Tools are often the slowest part of a run. Keep them typed, narrow, and bounded.
from pydantic import BaseModel
from afk.tools import tool
class FetchArgs(BaseModel):
url: str
@tool(args_model=FetchArgs, name="fetch_json", description="Fetch JSON from a URL.")
async def fetch_json(args: FetchArgs) -> dict:
# Use your HTTP client here and enforce its own timeout.
return {"url": args.url, "status": "ok"}
Tool guidance:
- validate inputs with Pydantic models;
- enforce timeouts in external clients;
- return compact JSON-safe payloads;
- truncate or summarize large external responses before returning them;
- use
RunnerConfig(tool_output_max_chars=...) as a final bound.
Throughput
Use async runner APIs for services and workers.
import asyncio
from afk.core import Runner
runner = Runner()
async def run_one(message: str) -> str:
result = await runner.run(agent, user_message=message)
return result.final_text
async def main() -> list[str]:
messages = [f"Process request {i}" for i in range(10)]
return await asyncio.gather(*(run_one(message) for message in messages))
For durable background work, use task queues instead of keeping HTTP requests open. See Task Queues.
Cost
Set cost and loop limits on every production agent.
from afk.agents import Agent, FailSafeConfig
agent = Agent(
name="bounded-agent",
model="gpt-4.1-mini",
instructions="Answer concisely and use tools only when needed.",
fail_safe=FailSafeConfig(
max_total_cost_usd=0.10,
max_steps=8,
max_llm_calls=12,
max_tool_calls=20,
max_wall_time_s=45.0,
),
)
Read cost from the terminal result:
result = runner.run_sync(agent, user_message="Summarize this issue.")
print(result.usage_aggregate.total_tokens)
print(result.total_cost_usd)
Memory
Long threads increase prompt size and storage. Use explicit thread ids and compact retained state when threads grow.
await runner.compact_thread(thread_id="customer-123")

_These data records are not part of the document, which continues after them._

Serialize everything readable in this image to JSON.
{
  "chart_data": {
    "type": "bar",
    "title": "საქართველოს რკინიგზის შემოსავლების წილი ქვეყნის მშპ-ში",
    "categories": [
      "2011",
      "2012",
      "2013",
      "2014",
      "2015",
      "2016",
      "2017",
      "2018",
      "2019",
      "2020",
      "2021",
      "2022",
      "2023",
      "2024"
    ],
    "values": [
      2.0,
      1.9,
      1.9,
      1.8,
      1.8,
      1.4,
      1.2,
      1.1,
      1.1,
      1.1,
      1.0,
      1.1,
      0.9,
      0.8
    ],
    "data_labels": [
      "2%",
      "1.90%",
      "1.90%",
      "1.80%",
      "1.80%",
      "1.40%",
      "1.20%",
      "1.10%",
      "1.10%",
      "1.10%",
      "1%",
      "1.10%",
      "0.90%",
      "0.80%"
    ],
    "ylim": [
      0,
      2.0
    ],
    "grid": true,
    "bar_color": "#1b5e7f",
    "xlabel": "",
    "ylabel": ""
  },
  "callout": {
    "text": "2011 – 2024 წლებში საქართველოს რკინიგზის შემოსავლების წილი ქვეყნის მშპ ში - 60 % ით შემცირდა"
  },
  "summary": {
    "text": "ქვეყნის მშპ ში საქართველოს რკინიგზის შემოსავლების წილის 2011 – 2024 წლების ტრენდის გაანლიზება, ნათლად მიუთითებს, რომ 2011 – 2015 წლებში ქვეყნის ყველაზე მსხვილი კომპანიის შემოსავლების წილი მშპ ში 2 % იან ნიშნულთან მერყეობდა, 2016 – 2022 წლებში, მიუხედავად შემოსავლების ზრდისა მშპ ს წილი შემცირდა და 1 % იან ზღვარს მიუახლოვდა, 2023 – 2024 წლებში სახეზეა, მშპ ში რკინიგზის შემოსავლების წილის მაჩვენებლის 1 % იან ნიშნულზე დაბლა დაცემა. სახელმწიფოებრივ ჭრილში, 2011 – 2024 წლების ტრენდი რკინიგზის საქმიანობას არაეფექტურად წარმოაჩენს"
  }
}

Choose the memory backend by deployment shape:
| Backend | Use case |
|---|
| In-memory | Tests and local experiments |
| SQLite | Single-process local or small deployments |
| Redis | Shared state across processes |
| Postgres | Persistent production storage and vector search |
Configure backends with environment variables or pass a public MemoryStore implementation to Runner(memory_store=...).
Measurement
Measure from AgentResult first:
import time
start = time.perf_counter()
result = await runner.run(agent, user_message="Analyze this task.")
elapsed_s = time.perf_counter() - start
print(f"state={result.state}")
print(f"elapsed_s={elapsed_s:.2f}")
print(f"tokens={result.usage_aggregate.total_tokens}")
print(f"cost={result.total_cost_usd or 0:.4f}")
print(f"tools={len(result.tool_executions)}")
For production, export telemetry through Observability and track latency, token usage, tool failures, degraded runs, and cost per run.
Checklist
- Use async runner APIs in servers and workers.
- Stream user-facing runs.
- Keep prompts and tool outputs compact.
- Set fail-safe limits and cost budgets.
- Compact long-running threads.
- Move durable background work into queues.
- Monitor token usage, tool count, state, and cost per run.